No matter which technique is used, or how rapid the acquisition can be, the quality of the CE-MRA will be higher with breath-holding. If the clinical question to be answered is whether there is a stenosis in a small vessel, then breath-holding is needed to maximize quality. Even then, the spatial resolution may not be adequate for certain clinical situations such as detection of branch renal artery stenosis (Fig. 6). However, in many clinical pediatric applications, the question is often one of anatomic location or connections or the presence or absence of certain vessels. A strong argument can be made that diagnostic quality CE-MRA can be achieved without the need for breath-holding.

Even accelerated by various schemes of rapid k-space trajectories and parallel imaging, the various techniques of CE-MRA are still restricted by a trade-off between temporal and spatial resolution. In order to achieve both high temporal and spatial resolution or to be able to capture first-pass arterial phase contrast with high spatial resolution on freely breathing pediatric patients, one may need to investigate the possibility of applying newer, different techniques. The kt-BLAST technique introduced by Tsao et al. [25, 26] seems to allow for high temporal and spatial resolution in real-time imaging of cardiovascular structures. This represents one potential solution by investigating the use of ultrafast imaging schemes on freely breathing pediatric patients.
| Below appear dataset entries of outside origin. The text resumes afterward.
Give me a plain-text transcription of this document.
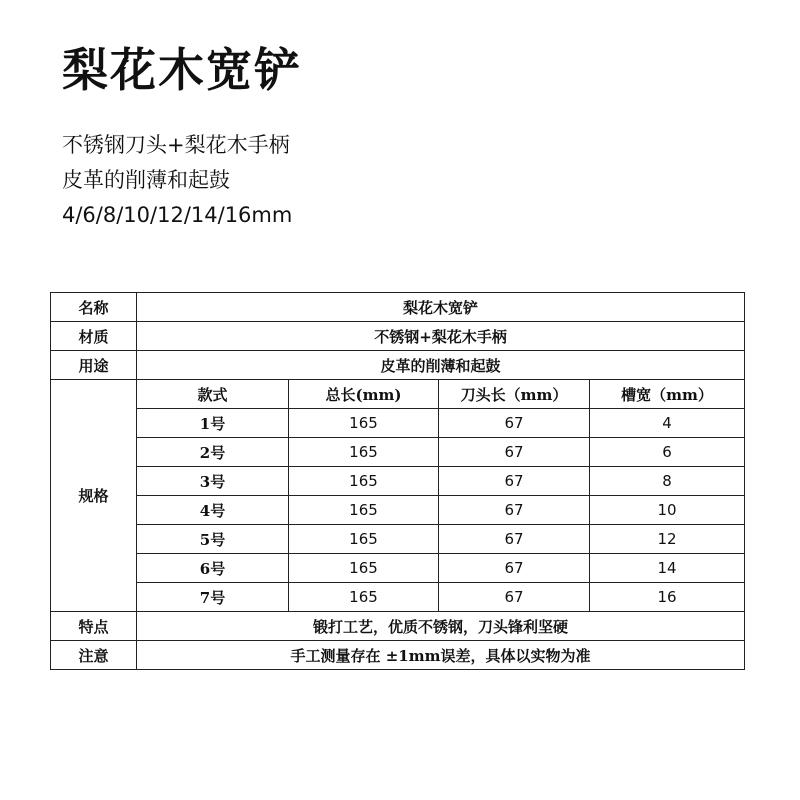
梨花木宽铲
不锈钢刀头+梨花木手柄
皮革的削薄和起鼓
4/6/8/10/12/14/16mm
名称	梨花木宽铲			
材质	不锈钢+梨花木手柄			
用途	皮革的削薄和起鼓			
规格	款式	总长(mm)	刀头长（mm）	槽宽（mm）
	1号	165	67	4
	2号	165	67	6
	3号	165	67	8
	4号	165	67	10
	5号	165	67	12
	6号	165	67	14
	7号	165	67	16
特点	锻打工艺，优质不锈钢，刀头锋利坚硬			
注意	手工测量存在 ±1mm误差，具体以实物为准			
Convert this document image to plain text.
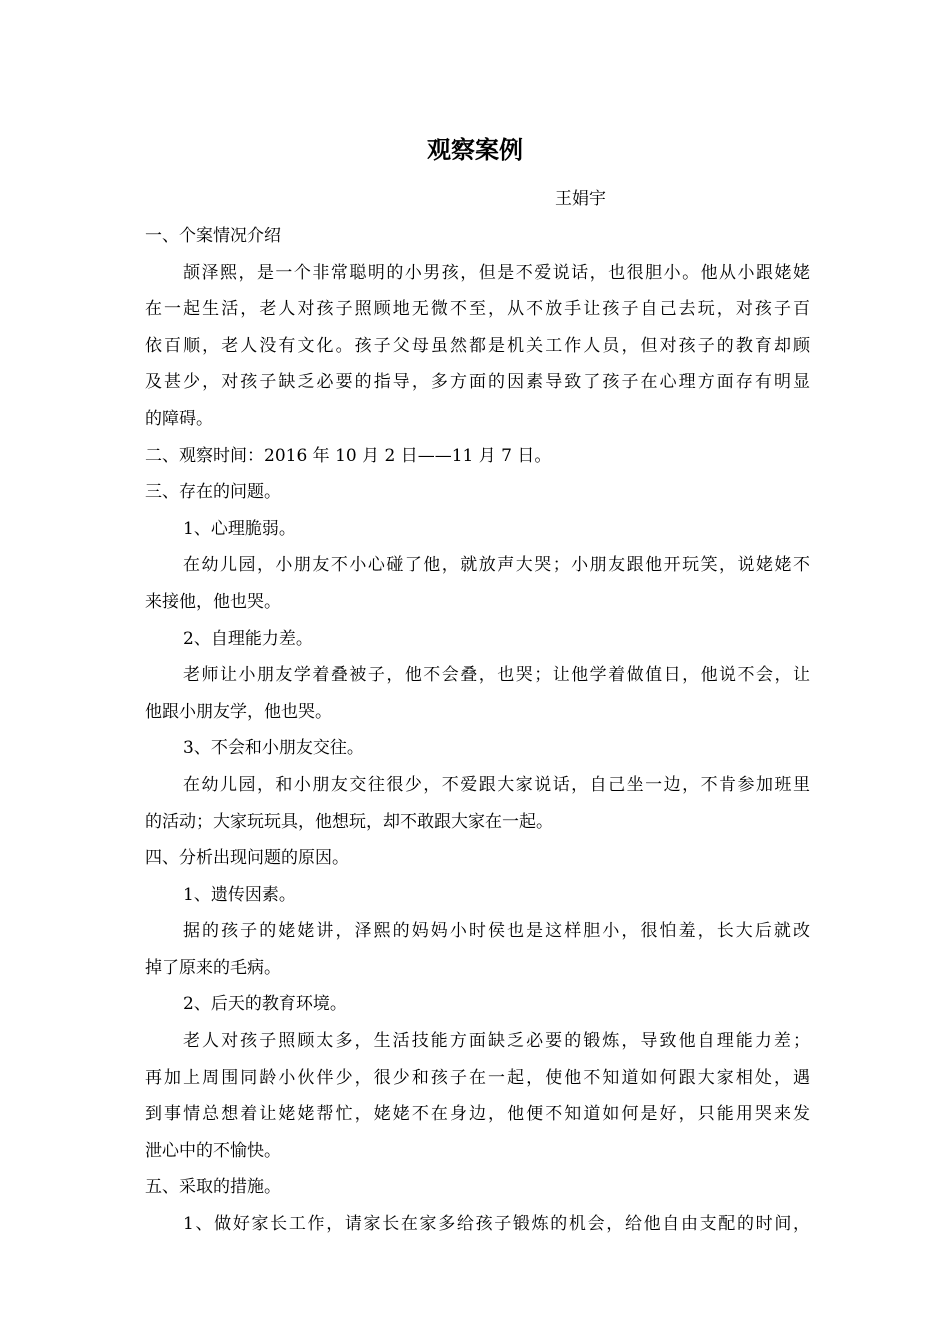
观察案例
王娟宇
一、个案情况介绍
颉泽熙，是一个非常聪明的小男孩，但是不爱说话，也很胆小。他从小跟姥姥
在一起生活，老人对孩子照顾地无微不至，从不放手让孩子自己去玩，对孩子百
依百顺，老人没有文化。孩子父母虽然都是机关工作人员，但对孩子的教育却顾
及甚少，对孩子缺乏必要的指导，多方面的因素导致了孩子在心理方面存有明显
的障碍。
二、观察时间：2016 年 10 月 2 日——11 月 7 日。
三、存在的问题。
1、心理脆弱。
在幼儿园，小朋友不小心碰了他，就放声大哭；小朋友跟他开玩笑，说姥姥不
来接他，他也哭。
2、自理能力差。
老师让小朋友学着叠被子，他不会叠，也哭；让他学着做值日，他说不会，让
他跟小朋友学，他也哭。
3、不会和小朋友交往。
在幼儿园，和小朋友交往很少，不爱跟大家说话，自己坐一边，不肯参加班里
的活动；大家玩玩具，他想玩，却不敢跟大家在一起。
四、分析出现问题的原因。
1、遗传因素。
据的孩子的姥姥讲，泽熙的妈妈小时侯也是这样胆小，很怕羞，长大后就改
掉了原来的毛病。
2、后天的教育环境。
老人对孩子照顾太多，生活技能方面缺乏必要的锻炼，导致他自理能力差；
再加上周围同龄小伙伴少，很少和孩子在一起，使他不知道如何跟大家相处，遇
到事情总想着让姥姥帮忙，姥姥不在身边，他便不知道如何是好，只能用哭来发
泄心中的不愉快。
五、采取的措施。
1、做好家长工作，请家长在家多给孩子锻炼的机会，给他自由支配的时间，
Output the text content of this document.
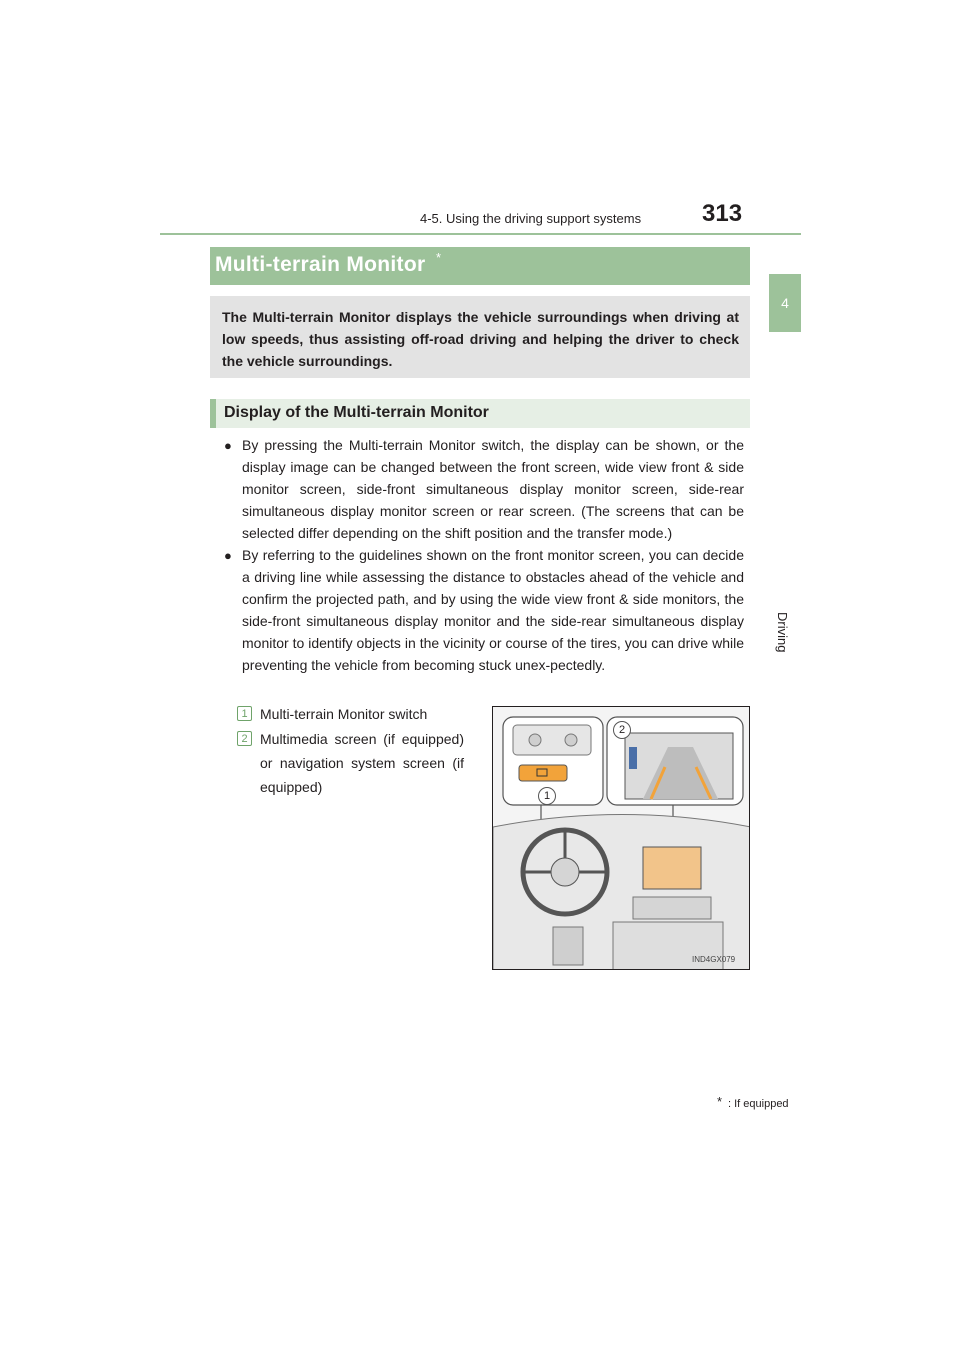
4-5. Using the driving support systems	313
4
Driving
Multi-terrain Monitor *
The Multi-terrain Monitor displays the vehicle surroundings when driving at low speeds, thus assisting off-road driving and helping the driver to check the vehicle surroundings.
Display of the Multi-terrain Monitor
● By pressing the Multi-terrain Monitor switch, the display can be shown, or the display image can be changed between the front screen, wide view front & side monitor screen, side-front simultaneous display monitor screen, side-rear simultaneous display monitor screen or rear screen. (The screens that can be selected differ depending on the shift position and the transfer mode.)
● By referring to the guidelines shown on the front monitor screen, you can decide a driving line while assessing the distance to obstacles ahead of the vehicle and confirm the projected path, and by using the wide view front & side monitors, the side-front simultaneous display monitor and the side-rear simultaneous display monitor to identify objects in the vicinity or course of the tires, you can drive while preventing the vehicle from becoming stuck unex-pectedly.
1 Multi-terrain Monitor switch
2 Multimedia screen (if equipped) or navigation system screen (if equipped)
1
2
IND4GX079
* : If equipped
On the other end of the spectrum of speed of acquisition, Spuentrup et al. [27] reported on the combination of using respiratory navigator and arterial spin labeling to achieve high spatial-resolution 3D MR renal arteriogram on adults who were freely breathing. By allowing ample time for data acquisition that is synchronized to respiratory and cardiovascular physiologic motion, high spatial resolution is achieved, but with the penalty of long scan duration. Nonetheless, this also represents another potential solution to the problem of achieving high-resolution MRA in freely breathing pediatric patients.

Thus, with the rapid advances of MR techniques, it behoves the pediatric radiologist must take advantage of new and emerging techniques. With some modifications of these techniques, perhaps there will be a day when high temporal and spatial-resolution MRA or real-time MRA can be readily available for routine clinical use in the noninvasive evaluation of vascular anatomy in pediatric patients.